Es difícil encontrar un tema en materia económica que le produzca tanta pereza al Gobierno, como el de presentar una nueva reforma tributaria para consideración del Congreso. A pesar del compromiso adquirido por la Casa de Nariño a finales del año pasado, cuando aumentaron las tensiones entre el Ejecutivo y el sector privado, el ambiente en favor de una propuesta no existe en el Ministerio de Hacienda.
La razón, para decirlo con claridad, es que el margen de maniobra de la administración en el Capitolio es mínimo. Aunque, en teoría, las bancadas que componen la Unidad Nacional tienen mayorías suficientes para aprobar cualquier iniciativa, en la práctica no es así.
Aparte de que los parlamentarios se declaran enemigos de cualquier idea que obligue a la gente a pagarle más al fisco, la posibilidad de que en lugar de un texto ordenado nazca una especie de ‘Frankenstein’ normativo es elevada. Los sesgos ideológicos y la mano de los profesionales del cabildeo contribuyen a complicar algo que de entrada es difícil.
Debido a ello, el equipo económico venía señalando entre líneas que su principal contribución al tema sería la convocatoria de la Misión de Expertos para la Equidad y la Competitividad Tributaria, que comenzó labores hace tres meses. El reporte final, que debería quedar listo a finales del 2015, se convertiría en el principal insumo de la tan mentada reforma estructural, la cual serviría para equilibrar las cargas y cuyo impulso quedaría a cargo del mandatario que se ponga la banda presidencial en el 2018.
No obstante, todo indica que la realidad obligará a Juan Manuel Santos a agarrar el toro por los cuernos. Así se desprende del informe de avance que los técnicos que componen la Misión citada viene de hacer público. En pocas palabras, aparte de que el esquema actual tiene fallas inmensas en lo que hace a equidad y efectividad, la plata sencillamente no va a alcanzar para cumplir con los compromisos del presente cuatrienio.
La causa principal es la caída en los ingresos asociados a la actividad minero-energética. El descenso en los precios del petróleo y el carbón golpea a un segmento cuya buena evolución permitió que los recaudos públicos alcanzaran niveles sin precedentes. De acuerdo con los cálculos de los expertos, el faltante podría acercarse a unos 20 billones de pesos anuales, en comparación con lo recibido en el 2013.

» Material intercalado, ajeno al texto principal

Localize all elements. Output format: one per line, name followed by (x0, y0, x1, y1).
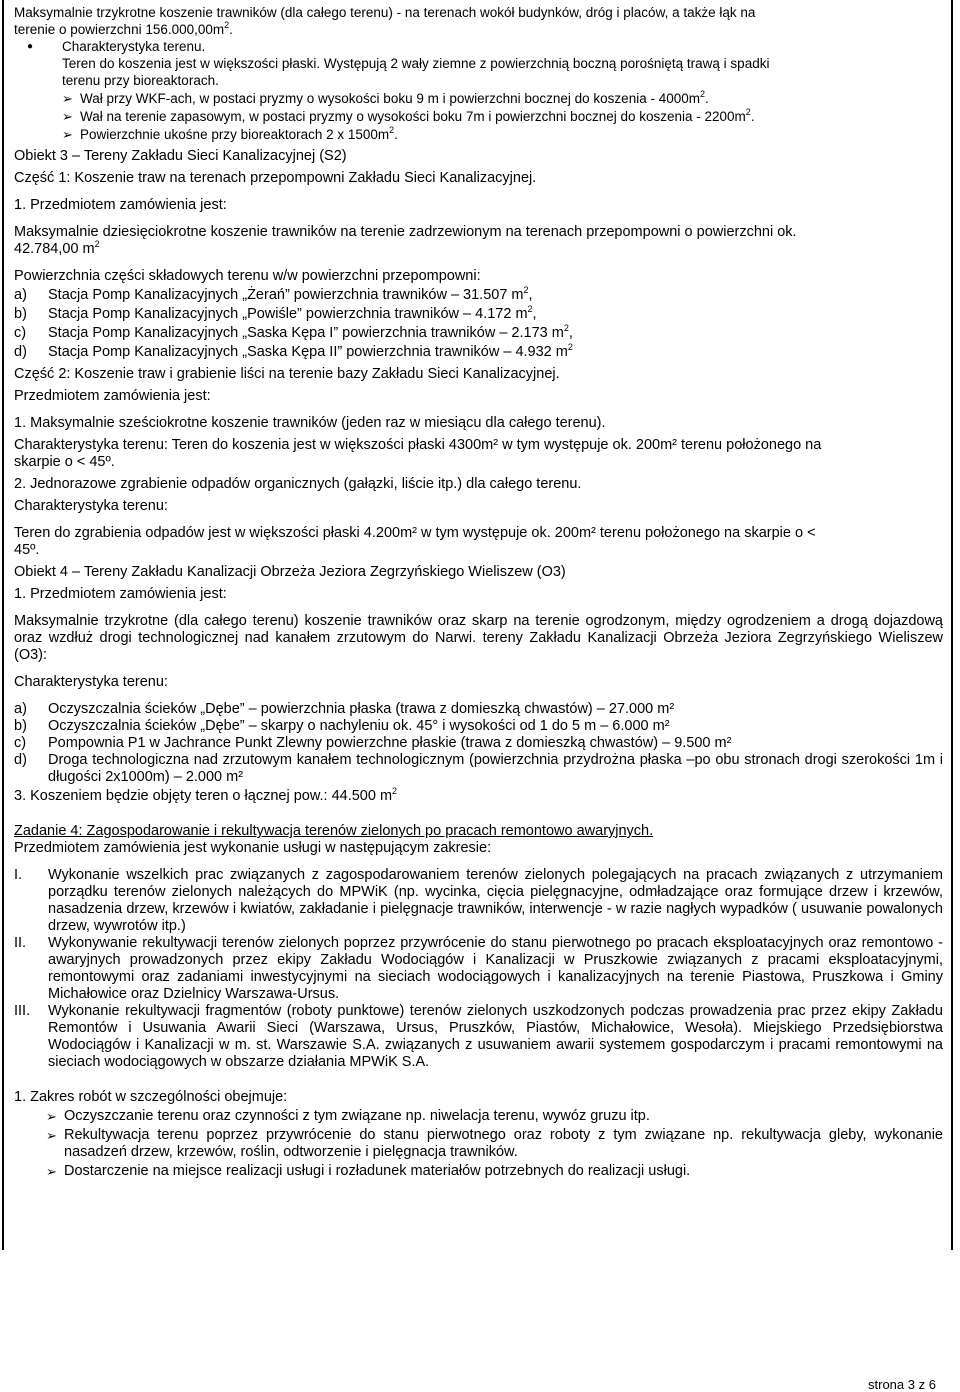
paragraph: 42.784,00 $m^2$ (14, 239, 100, 257)
paragraph: terenie o powierzchni $156.000,00m^2$. (14, 20, 233, 37)
paragraph: 3. Koszeniem będzie objęty teren o łącznej pow.: 44.500 $m^2$ (14, 786, 398, 804)
paragraph: 1. Zakres robót w szczególności obejmuje: (14, 1089, 288, 1105)
right-border (951, 0, 953, 1250)
list-item: b) Oczyszczalnia ścieków „Dębe” – skarpy o nachyleniu ok. 45° i wysokości od 1 do 5 m – 6.000 m² (14, 718, 670, 734)
bullet-item: ● Charakterystyka terenu. (14, 38, 943, 55)
paragraph: Przedmiotem zamówienia jest wykonanie usługi w następującym zakresie: (14, 840, 492, 856)
paragraph: 45º. (14, 542, 40, 558)
paragraph: Charakterystyka terenu: Teren do koszenia jest w większości płaski 4300m² w tym występuje ok. 200m² terenu położonego na (14, 437, 822, 453)
page-number: strona 3 z 6 (868, 1377, 936, 1392)
document-page (14, 0, 943, 1180)
left-border (2, 0, 4, 1250)
paragraph: Maksymalnie trzykrotne koszenie trawników (dla całego terenu) - na terenach wokół budynków, dróg i placów, a także łąk na (14, 5, 756, 20)
paragraph: terenu przy bioreaktorach. (62, 73, 219, 88)
paragraph: Część 2: Koszenie traw i grabienie liści na terenie bazy Zakładu Sieci Kanalizacyjnej. (14, 366, 560, 382)
roman-list-item: III. Wykonanie rekultywacji fragmentów (roboty punktowe) terenów zielonych uszkodzonych podczas prowadzenia prac przez ekipy Zakładu Remontów i Usuwania Awarii Sieci (Warszawa, Ursus, Pruszków, Piastów, Michałowice, Wesoła). Miejskiego Przedsiębiorstwa Wodociągów i Kanalizacji w m. st. Warszawie S.A. związanych z usuwaniem awarii systemem gospodarczym i pracami remontowymi na sieciach wodociągowych w obszarze działania MPWiK S.A. (14, 1003, 943, 1070)
paragraph: Przedmiotem zamówienia jest: (14, 388, 211, 404)
paragraph: 2. Jednorazowe zgrabienie odpadów organicznych (gałązki, liście itp.) dla całego terenu. (14, 476, 582, 492)
list-item: a) Oczyszczalnia ścieków „Dębe” – powierzchnia płaska (trawa z domieszką chwastów) – 27.000 m² (14, 701, 675, 717)
paragraph: 1. Przedmiotem zamówienia jest: (14, 197, 227, 213)
paragraph: Maksymalnie dziesięciokrotne koszenie trawników na terenie zadrzewionym na terenach przepompowni o powierzchni ok. (14, 224, 797, 240)
paragraph: skarpie o < 45º. (14, 454, 115, 470)
arrow-item: ➢ Wał przy WKF-ach, w postaci pryzmy o wysokości boku 9 m i powierzchni bocznej do koszenia - $4000m^2$. (14, 90, 943, 107)
paragraph: 1. Przedmiotem zamówienia jest: (14, 586, 227, 602)
paragraph: Powierzchnia części składowych terenu w/w powierzchni przepompowni: (14, 268, 481, 284)
list-item: b) Stacja Pomp Kanalizacyjnych „Powiśle” powierzchnia trawników – 4.172 $m^2$, (14, 304, 537, 322)
arrow-item: ➢ Oczyszczanie terenu oraz czynności z tym związane np. niwelacja terenu, wywóz gruzu itp. (14, 1108, 943, 1125)
arrow-item: ➢ Wał na terenie zapasowym, w postaci pryzmy o wysokości boku 7m i powierzchni bocznej do koszenia - $2200m^2$. (14, 108, 943, 125)
arrow-item: ➢ Powierzchnie ukośne przy bioreaktorach 2 x $1500m^2$. (14, 126, 943, 143)
task-heading: Zadanie 4: Zagospodarowanie i rekultywacja terenów zielonych po pracach remontowo awaryjnych. (14, 823, 654, 839)
arrow-item: ➢ Dostarczenie na miejsce realizacji usługi i rozładunek materiałów potrzebnych do realizacji usługi. (14, 1163, 943, 1180)
list-item: c) Pompownia P1 w Jachrance Punkt Zlewny powierzchne płaskie (trawa z domieszką chwastów) – 9.500 m² (14, 735, 732, 751)
paragraph: Teren do zgrabienia odpadów jest w większości płaski 4.200m² w tym występuje ok. 200m² terenu położonego na skarpie o < (14, 525, 816, 541)
paragraph: 1. Maksymalnie sześciokrotne koszenie trawników (jeden raz w miesiącu dla całego terenu). (14, 415, 606, 431)
list-item: d) Droga technologiczna nad zrzutowym kanałem technologicznym (powierzchnia przydrożna płaska –po obu stronach drogi szerokości 1m i długości 2x1000m) – 2.000 m² (14, 752, 943, 785)
roman-list-item: I. Wykonanie wszelkich prac związanych z zagospodarowaniem terenów zielonych polegających na pracach związanych z utrzymaniem porządku terenów zielonych należących do MPWiK (np. wycinka, cięcia pielęgnacyjne, odmładzające oraz formujące drzew i krzewów, nasadzenia drzew, krzewów i kwiatów, zakładanie i pielęgnacje trawników, interwencje - w razie nagłych wypadków ( usuwanie powalonych drzew, wywrotów itp.) (14, 867, 943, 934)
section-heading: Obiekt 3 – Tereny Zakładu Sieci Kanalizacyjnej (S2) (14, 148, 347, 164)
list-item: c) Stacja Pomp Kanalizacyjnych „Saska Kępa I” powierzchnia trawników – 2.173 $m^2$, (14, 323, 573, 341)
list-item: a) Stacja Pomp Kanalizacyjnych „Żerań” powierzchnia trawników – 31.507 $m^2$, (14, 285, 533, 303)
paragraph: Charakterystyka terenu: (14, 498, 168, 514)
roman-list-item: II. Wykonywanie rekultywacji terenów zielonych poprzez przywrócenie do stanu pierwotnego po pracach eksploatacyjnych oraz remontowo - awaryjnych prowadzonych przez ekipy Zakładu Wodociągów i Kanalizacji w Pruszkowie związanych z pracami eksploatacyjnymi, remontowymi oraz zadaniami inwestycyjnymi na sieciach wodociągowych i kanalizacyjnych na terenie Piastowa, Pruszkowa i Gminy Michałowice oraz Dzielnicy Warszawa-Ursus. (14, 935, 943, 1002)
paragraph: Teren do koszenia jest w większości płaski. Występują 2 wały ziemne z powierzchnią boczną porośniętą trawą i spadki (62, 56, 770, 71)
section-heading: Obiekt 4 – Tereny Zakładu Kanalizacji Obrzeża Jeziora Zegrzyńskiego Wieliszew (O3) (14, 564, 566, 580)
paragraph: Charakterystyka terenu: (14, 674, 168, 690)
paragraph: Maksymalnie trzykrotne (dla całego terenu) koszenie trawników oraz skarp na terenie ogrodzonym, między ogrodzeniem a drogą dojazdową oraz wzdłuż drogi technologicznej nad kanałem zrzutowym do Narwi. tereny Zakładu Kanalizacji Obrzeża Jeziora Zegrzyńskiego Wieliszew (O3): (14, 613, 943, 663)
list-item: d) Stacja Pomp Kanalizacyjnych „Saska Kępa II” powierzchnia trawników – 4.932 $m^2$ (14, 342, 573, 360)
paragraph: Część 1: Koszenie traw na terenach przepompowni Zakładu Sieci Kanalizacyjnej. (14, 170, 537, 186)
arrow-item: ➢ Rekultywacja terenu poprzez przywrócenie do stanu pierwotnego oraz roboty z tym związane np. rekultywacja gleby, wykonanie nasadzeń drzew, krzewów, roślin, odtworzenie i pielęgnacja trawników. (14, 1127, 943, 1161)
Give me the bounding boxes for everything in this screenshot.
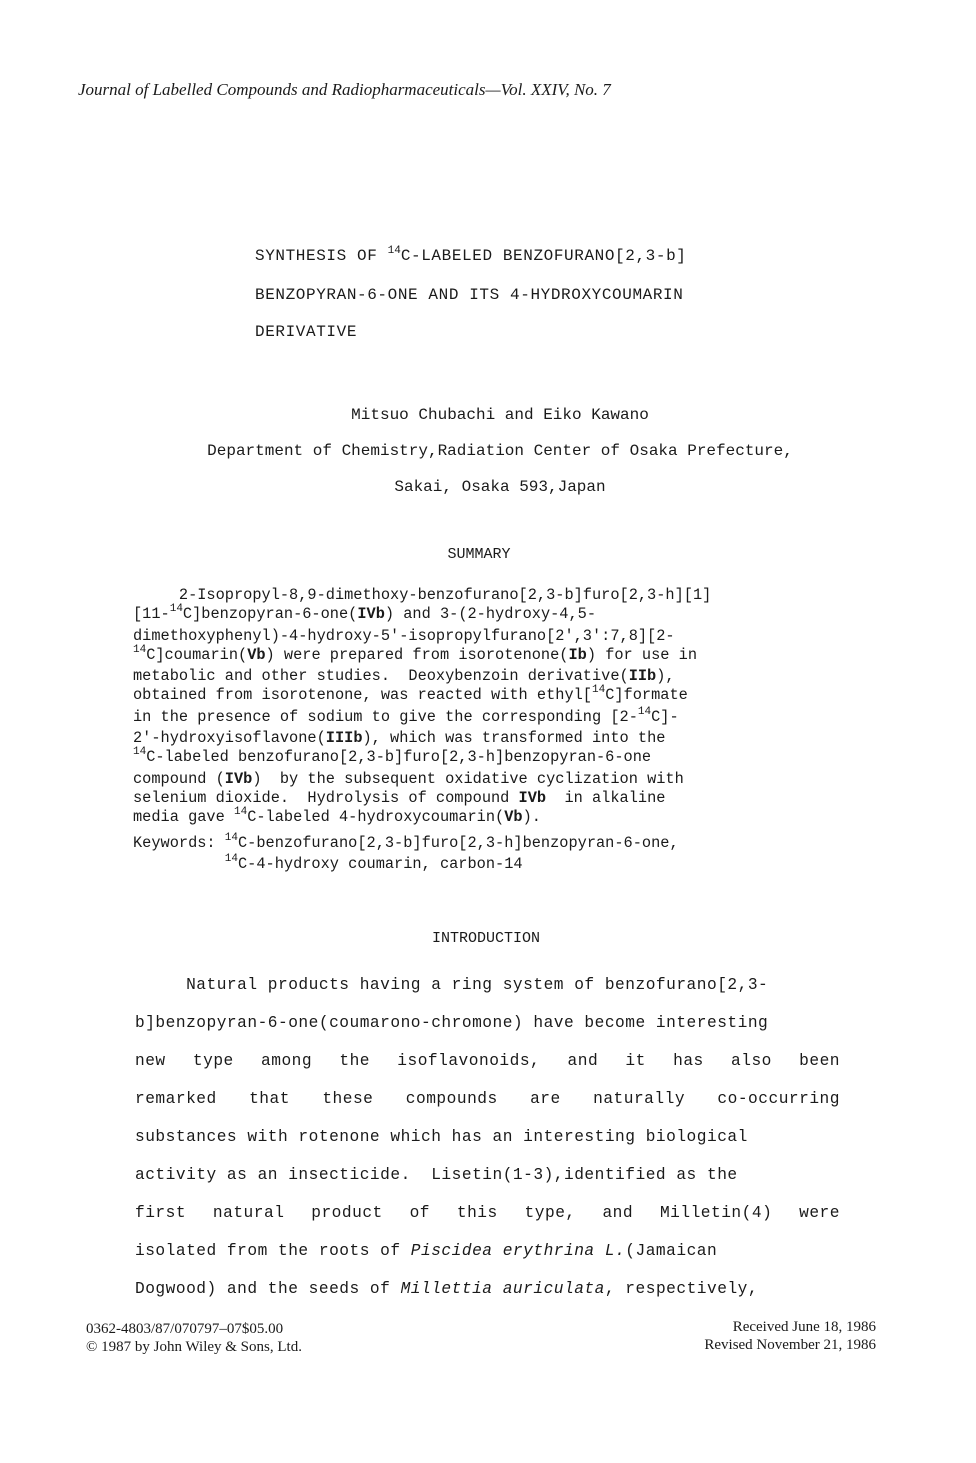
author-department: Department of Chemistry,Radiation Center of Osaka Prefecture, bbox=[207, 442, 793, 460]
article-code: 0362-4803/87/070797–07$05.00 bbox=[86, 1321, 284, 1337]
intro-line: first natural product of this type, and Milletin(4) were bbox=[135, 1204, 840, 1222]
summary-line: [11-$^{14}$C]benzopyran-6-one(IVb) and 3-(2-hydroxy-4,5- bbox=[133, 603, 597, 624]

Como si lo anterior fuera poco, hay una serie de contribuciones que tienen carácter transitorio. Tanto el impuesto al patrimonio como el gravamen a los movimientos financieros –que han sido descritos como antitécnicos por los especialistas–, empezarán a ser desmontados a finales de esta década.
Todo esto pasa mientras la regla fiscal obliga a que el faltante en las finanzas públicas sea cada vez menor. Puesto de otra manera, la posibilidad de compensar la brecha con un déficit más alto no existe, a menos que el país rompa con los parámetros que se fijó. Si eso ocurriera, el costo de endeudarse podría subir y la credibilidad del país quedaría en entredicho frente a los inversionistas institucionales.
La otra opción, claro está, es recortar fuertemente el gasto gubernamental. A finales del año pasado, se produjo un tijeretazo superior a seis billones de pesos, mientras que a comienzos de este se aplazó indefinidamente parte del presupuesto del 2015 por una suma similar.
No obstante, la magnitud del apretón sería de tal tamaño que la inversión estatal quedaría reducida a su mínima expresión, y programas sociales como la mejora educativa se verían en entredicho. Lo anterior contribuiría, además, a golpear la economía, dando origen a un círculo vicioso.
Ante ese escenario, más vale aceptar la realidad y empezar a preparar el terreno. Las justificaciones para impulsar una reforma estructural abundan. El debate no será fácil, pero el Ejecutivo tendrá que darlo, porque así no le guste, no tiene más remedio.